SheKnows caught up with the movie's director, Davis Guggenheim, to talk about telling Malala's story and how it changed his own views as a father.
On critics and danger
Guggenheim: A lot of people ask whether her father made a mistake letting her risk her life to speak out. He would say first of all that no one ever thought they would shoot a girl.
But also I think their faith says… you have to speak out. For them, they would do it again.
You see, in the movie you see these critics criticize them… say her father's pulling all the strings or she's just his puppet. When you meet her, you know it's not true. I think it's very painful for them, because they can't go back. So it's puzzling that people criticize them for not going back. If they went back, they would be in serious danger. That's the one thing they long to do.
On learning from Malala's father, Ziauddin
I'm a dad; I have two daughters, and I've never met a Muslim family before. When I started this movie, I had no idea who I was going to meet. What I realized is that they were a family just like ours. Their kitchen table is messy; they were teasing each other and laughing. I was like, wait, they're just like us.
To think that I could learn from this father. He had a lot to teach me about how to raise my daughters. I want my daughters to feel as confident as Malala does.
On what drives Malala to live a life of purpose
Partly she has an inspiring father who has a sense of mission. Partly her mother is really strong. But I think she just believes.
I think her father probably pushed her in the early days, and she said yes, I'll do it, and she spoke out. And when she did, it felt good, and so when you don't live a life of purpose, it's very easy not to live a life of purpose. When you start to live a life of purpose, it feels so good you want to do it again.

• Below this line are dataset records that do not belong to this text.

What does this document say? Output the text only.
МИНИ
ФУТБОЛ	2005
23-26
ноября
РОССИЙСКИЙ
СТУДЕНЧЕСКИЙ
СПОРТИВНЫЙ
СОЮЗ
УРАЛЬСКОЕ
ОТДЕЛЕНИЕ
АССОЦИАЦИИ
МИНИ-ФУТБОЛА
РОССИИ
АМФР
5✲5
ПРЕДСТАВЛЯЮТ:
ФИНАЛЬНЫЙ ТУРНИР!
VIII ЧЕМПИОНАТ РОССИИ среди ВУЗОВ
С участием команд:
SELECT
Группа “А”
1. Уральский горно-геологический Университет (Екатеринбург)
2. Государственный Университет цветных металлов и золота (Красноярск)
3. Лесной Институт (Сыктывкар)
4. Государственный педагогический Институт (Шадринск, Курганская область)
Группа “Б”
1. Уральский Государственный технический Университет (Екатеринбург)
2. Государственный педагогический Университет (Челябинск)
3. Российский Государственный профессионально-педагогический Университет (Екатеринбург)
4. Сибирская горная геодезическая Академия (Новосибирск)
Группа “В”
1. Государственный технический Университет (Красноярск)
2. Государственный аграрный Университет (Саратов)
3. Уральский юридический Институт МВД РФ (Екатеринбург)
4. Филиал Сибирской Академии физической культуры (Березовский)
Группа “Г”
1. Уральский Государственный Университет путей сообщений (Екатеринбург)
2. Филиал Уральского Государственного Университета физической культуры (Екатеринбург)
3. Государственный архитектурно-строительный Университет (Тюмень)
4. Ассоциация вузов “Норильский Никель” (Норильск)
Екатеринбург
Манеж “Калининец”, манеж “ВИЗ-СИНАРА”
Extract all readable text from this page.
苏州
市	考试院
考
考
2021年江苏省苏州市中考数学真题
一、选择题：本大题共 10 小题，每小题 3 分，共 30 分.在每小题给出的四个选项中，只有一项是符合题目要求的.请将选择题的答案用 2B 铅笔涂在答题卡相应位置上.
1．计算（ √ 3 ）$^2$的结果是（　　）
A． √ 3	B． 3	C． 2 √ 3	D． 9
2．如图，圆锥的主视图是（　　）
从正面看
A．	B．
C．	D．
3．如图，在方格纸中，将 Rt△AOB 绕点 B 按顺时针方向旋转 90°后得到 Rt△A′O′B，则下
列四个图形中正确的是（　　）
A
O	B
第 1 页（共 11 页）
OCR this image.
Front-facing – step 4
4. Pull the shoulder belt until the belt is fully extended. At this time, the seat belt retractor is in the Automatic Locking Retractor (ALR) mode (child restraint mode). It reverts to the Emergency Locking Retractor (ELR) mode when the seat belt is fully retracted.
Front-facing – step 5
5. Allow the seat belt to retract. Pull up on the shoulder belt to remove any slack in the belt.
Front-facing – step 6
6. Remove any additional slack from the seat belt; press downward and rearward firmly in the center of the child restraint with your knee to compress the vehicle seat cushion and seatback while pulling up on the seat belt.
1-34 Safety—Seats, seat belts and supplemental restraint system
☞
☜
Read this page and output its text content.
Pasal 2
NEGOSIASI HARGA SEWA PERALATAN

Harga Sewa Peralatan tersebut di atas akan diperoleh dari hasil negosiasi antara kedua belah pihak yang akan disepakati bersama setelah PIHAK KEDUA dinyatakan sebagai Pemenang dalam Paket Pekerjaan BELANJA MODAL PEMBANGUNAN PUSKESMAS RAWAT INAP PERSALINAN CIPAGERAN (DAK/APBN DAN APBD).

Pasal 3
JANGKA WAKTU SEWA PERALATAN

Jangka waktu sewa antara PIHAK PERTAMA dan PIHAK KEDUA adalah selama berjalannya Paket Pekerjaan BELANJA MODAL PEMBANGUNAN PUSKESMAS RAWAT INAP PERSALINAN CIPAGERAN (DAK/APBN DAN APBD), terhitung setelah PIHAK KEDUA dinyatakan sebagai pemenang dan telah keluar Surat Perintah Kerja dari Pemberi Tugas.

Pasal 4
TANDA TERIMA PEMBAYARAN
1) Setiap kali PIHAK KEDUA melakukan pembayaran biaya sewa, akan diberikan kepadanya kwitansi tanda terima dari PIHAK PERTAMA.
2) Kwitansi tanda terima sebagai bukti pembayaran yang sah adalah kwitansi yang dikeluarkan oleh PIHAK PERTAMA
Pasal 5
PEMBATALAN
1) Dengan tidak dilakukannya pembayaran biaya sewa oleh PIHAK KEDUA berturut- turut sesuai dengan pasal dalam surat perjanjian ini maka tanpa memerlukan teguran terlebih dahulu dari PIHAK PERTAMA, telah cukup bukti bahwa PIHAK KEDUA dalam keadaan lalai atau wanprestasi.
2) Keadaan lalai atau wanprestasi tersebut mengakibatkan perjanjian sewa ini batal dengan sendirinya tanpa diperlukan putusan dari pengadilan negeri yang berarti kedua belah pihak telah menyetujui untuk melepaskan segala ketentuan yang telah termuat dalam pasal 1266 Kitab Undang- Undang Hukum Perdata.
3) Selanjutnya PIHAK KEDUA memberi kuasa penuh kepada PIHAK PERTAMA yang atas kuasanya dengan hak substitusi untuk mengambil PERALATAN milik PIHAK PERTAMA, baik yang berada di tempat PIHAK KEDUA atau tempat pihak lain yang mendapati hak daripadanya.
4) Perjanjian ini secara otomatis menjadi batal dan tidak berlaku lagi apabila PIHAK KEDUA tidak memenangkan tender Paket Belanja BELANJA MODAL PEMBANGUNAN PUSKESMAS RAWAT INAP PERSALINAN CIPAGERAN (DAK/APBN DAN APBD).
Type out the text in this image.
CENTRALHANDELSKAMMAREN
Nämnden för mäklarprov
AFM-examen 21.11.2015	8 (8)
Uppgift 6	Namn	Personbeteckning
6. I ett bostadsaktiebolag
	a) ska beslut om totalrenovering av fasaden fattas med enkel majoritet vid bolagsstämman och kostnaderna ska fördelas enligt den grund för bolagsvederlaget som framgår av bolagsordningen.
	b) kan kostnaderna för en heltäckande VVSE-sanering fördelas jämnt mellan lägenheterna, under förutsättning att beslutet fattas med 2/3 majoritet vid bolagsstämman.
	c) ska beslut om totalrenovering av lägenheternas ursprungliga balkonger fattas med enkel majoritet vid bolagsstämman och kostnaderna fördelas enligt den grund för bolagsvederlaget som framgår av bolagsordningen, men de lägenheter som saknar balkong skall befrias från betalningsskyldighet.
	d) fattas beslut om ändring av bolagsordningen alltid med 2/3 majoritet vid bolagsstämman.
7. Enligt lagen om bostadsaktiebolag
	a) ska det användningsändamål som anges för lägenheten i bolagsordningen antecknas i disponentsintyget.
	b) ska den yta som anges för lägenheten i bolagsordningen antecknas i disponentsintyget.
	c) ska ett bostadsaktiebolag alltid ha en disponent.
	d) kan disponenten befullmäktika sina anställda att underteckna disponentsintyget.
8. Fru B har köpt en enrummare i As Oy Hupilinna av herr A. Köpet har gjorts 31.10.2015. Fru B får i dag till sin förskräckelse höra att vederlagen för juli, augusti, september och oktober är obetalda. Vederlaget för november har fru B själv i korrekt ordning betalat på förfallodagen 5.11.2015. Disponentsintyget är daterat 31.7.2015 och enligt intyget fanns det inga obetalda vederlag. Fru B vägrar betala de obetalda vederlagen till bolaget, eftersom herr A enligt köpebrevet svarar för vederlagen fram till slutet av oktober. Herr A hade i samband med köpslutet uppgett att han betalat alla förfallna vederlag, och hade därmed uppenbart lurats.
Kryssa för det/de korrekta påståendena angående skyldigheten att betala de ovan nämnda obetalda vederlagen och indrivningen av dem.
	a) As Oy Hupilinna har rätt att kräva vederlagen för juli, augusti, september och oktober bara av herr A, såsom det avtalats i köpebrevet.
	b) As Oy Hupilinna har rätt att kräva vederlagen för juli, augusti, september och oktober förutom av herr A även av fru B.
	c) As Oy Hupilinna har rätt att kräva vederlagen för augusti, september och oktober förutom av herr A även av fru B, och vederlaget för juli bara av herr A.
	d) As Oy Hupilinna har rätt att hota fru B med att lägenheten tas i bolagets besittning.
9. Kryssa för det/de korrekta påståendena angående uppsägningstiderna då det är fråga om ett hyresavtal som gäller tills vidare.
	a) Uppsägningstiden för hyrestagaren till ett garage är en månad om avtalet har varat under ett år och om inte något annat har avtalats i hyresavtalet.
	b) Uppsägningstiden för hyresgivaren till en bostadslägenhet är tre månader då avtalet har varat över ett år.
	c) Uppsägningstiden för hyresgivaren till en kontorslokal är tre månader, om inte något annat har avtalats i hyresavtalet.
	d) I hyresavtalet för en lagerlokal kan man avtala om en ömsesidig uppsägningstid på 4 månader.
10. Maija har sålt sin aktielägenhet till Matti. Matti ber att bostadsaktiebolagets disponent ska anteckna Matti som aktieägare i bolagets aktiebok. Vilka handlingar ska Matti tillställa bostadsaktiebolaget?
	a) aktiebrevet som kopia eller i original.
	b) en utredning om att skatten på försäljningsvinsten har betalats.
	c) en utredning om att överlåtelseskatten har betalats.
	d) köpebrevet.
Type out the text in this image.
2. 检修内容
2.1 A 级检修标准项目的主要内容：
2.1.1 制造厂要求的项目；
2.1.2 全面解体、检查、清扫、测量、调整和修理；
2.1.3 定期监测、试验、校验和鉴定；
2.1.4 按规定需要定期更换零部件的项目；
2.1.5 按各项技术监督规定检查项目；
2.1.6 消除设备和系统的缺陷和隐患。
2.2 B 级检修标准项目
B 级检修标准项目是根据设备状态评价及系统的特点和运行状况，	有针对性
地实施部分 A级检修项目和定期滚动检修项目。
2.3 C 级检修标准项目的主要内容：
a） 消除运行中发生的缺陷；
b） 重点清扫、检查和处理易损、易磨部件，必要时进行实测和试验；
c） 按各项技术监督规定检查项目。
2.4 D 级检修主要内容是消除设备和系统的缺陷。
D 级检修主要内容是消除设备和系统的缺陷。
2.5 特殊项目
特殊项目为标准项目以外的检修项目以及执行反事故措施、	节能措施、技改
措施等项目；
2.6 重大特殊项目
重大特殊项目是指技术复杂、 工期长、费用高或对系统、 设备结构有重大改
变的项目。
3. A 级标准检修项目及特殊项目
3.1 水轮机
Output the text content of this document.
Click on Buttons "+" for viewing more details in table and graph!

The danger is in thinking that she's the special chosen one that's better or smarter than everyone else. I don't think so. I think she was an ordinary girl who became extraordinary because she made a courageous choice. And then in doing it, she never wants to stop.
On how to raise strong girls
I think too often I can give lip service — yeah, my daughters are equal to my son — but do I believe it, and do I act on it?
He [Malala's father] believed it. She could just see it. She grew up, and she believed she was equal. When push comes to [shove] and he rolled out the family tree and there were 300 years of men on it and no women and he took out a pen and wrote her name on it, it was an act of defiance. She saw that. So it's not enough to say your daughter is equal to your son — you have to believe it, you have to act on it. So I would go home and wonder if I was treating my daughters as equally as Zia was treating his daughter.
Kids pick up on silent cues. I'm reading the paper in the morning — this morning — there's this article about Putin coming in and negotiating, about sharing secret data with Iraq, and I was like, "Hey Miles, did you see this…?" and I looked across the table, and I was saying it to my son but not my daughter. And so it's those hidden cues that I think are more important. That's what I mean by "do you believe it?" More and more, I'm focusing on not the lip service.
On the surface, the world's telling them they're equal. Below the surface, the world is telling them something different, that they're not as equal, that their voice doesn't matter as much. What are those quiet, subtle cues that I'm giving my daughters?
Making this movie was one to show my daughters where my values are.